The process of making an informed decision regarding the use of a 1031 Exchange involves several key players of a real estate investor’s team. James Connors, senior vice president at Boston Financial Partners Group, LLC recently discussed that deferring a cash outlay of taxes is a great benefit for his clients to take advantage of other investment opportunities. Connors also has seen clients have success in acquiring investment properties at a discount, leveraging the seller’s 180 day timeframe constraint inherent in the 1031 Exchange. The 1031 Exchange, according to Connors, can act as a tool to help facilitate a real estate transaction offering tax benefits for the seller and price benefits for the buyer.
Eric O’Brien, president of O’Brien Commercial Real Estate Brokerage comments that the investor should emphasize the value of the real estate deal over the 1031 Exchange’s benefits. O’Brien has seen the 180 day timeframe force investors to purchase less than ideal property. As a result, the property didn’t have great cash-flow and took the investor years to unload.
George Vallas, CPA and partner at Valles & Arrison, PC observed a longer term perspective on 1031 Exchanges. Vallas said,“They are great now, but when done repeatedly, they can lead to very expensive property with minimal to no basis that will eventually be sold, not exchanged, and will result in nearly 100% proceeds being recognized as a gain.”

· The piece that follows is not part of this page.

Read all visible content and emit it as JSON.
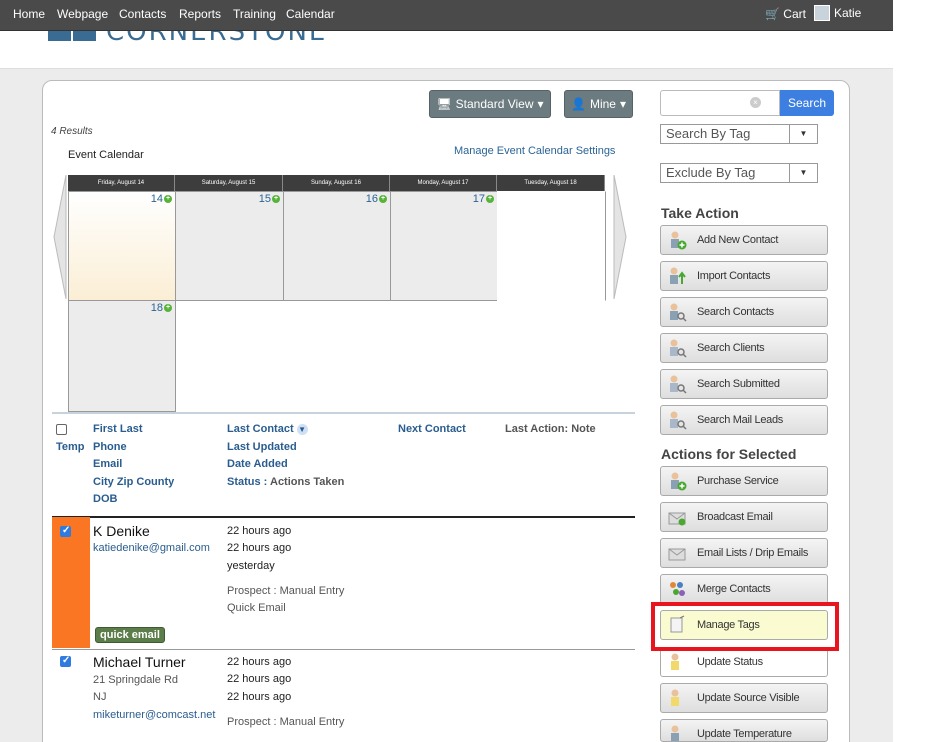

Investors are faced with decisions when the loan balloon payment is due. The first question to be answered when the loan balloon payment is due is what would a new mortgage at current market rates and terms look like? An assessment of the property to see if it is still fits future investment and lifestyle needs should answer the investor’s second question; should I sell the property? A definite long-term goal should be articulated before embarking on the process of utilizing a 1031 Exchange. A team of advisors should examine the 1031 Exchange’s effects on the investor’s portfolio and offer their opinions regarding the 1031 Exchange’s fit with the investor’s overall objectives.
Chris Macomber is vice president for business development at StonehamBank, Stoneham, Mass.